I have been teaching for OSU's Ecampus since 2016 and in the autumn of 2018, I relocated from Rochester, New York to Corvallis, Oregon. Prior to that, I spent more than a decade at the University of Rochester where I was Associate Professor of German in the Department of Modern Languages & Cultures, Affiliate Faculty in the Film & Media Studies Program, and Associate Faculty in the Susan B. Anthony Institute for Gender, Sexuality & Women's Studies. I am currently Instructor of German at Oregon State University. 

My research and teaching interests include late 20th-century German literature, film and culture; cinema studies; Marxist and feminist theories; porn studies; and audio-visual criticism.

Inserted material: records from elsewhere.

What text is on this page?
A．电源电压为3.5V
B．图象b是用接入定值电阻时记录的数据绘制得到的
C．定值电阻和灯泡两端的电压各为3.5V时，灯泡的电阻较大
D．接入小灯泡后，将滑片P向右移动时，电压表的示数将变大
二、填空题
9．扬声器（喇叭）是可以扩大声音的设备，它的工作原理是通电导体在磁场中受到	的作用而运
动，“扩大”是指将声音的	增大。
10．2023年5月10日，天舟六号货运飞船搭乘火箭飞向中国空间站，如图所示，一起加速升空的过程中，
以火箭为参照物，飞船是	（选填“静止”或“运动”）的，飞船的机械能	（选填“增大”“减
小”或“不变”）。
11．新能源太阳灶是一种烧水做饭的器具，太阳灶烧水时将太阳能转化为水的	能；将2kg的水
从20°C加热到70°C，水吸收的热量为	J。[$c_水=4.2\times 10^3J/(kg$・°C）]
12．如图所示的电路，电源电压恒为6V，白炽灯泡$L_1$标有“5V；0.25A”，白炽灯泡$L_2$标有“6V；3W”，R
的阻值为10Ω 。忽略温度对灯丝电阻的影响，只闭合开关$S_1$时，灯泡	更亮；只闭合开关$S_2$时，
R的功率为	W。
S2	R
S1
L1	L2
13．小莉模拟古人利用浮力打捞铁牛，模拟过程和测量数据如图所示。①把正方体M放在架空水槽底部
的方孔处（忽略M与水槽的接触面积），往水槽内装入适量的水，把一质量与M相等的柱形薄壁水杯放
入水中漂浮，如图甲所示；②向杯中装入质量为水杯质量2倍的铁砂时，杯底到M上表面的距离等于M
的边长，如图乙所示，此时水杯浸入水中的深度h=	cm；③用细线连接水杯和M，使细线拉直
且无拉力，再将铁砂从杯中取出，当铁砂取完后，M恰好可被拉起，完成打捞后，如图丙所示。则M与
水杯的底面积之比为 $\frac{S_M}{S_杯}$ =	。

I am the author of Mothers, Comrades & Outcasts in East German Women’s Films (Indiana University Press, 2016), and have published on East German and post-unification cinema in Seminar and Women in German Yearbook. I am also the co-editor of How to Make The Body: Difference, Identity, and Embodiment, Visual Cultures and German Contexts (Bloomsbury, 2022) and of Spectacle, German Visual Culture, vol. 2 (Peter Lang, 2015) . I am currently working on a collaborative book and documentary film project that explores the story of former Namibian refugees in East Germany.

As an educator and a scholar in the humanities, I am interested in how digital technologies enable collaborative knowledge production in the public sphere. On my audio-visual criticism blog, I explore the audio-visual essay as a medium that is particularly relevant for film & media studies, and gender & sexuality studies. Combining the argumentative structure of the academic essay with the practice of filmmaking, audio-visual criticism provides us with a unique perspective on our objects of study and an opportunity for the creative production of knowledge.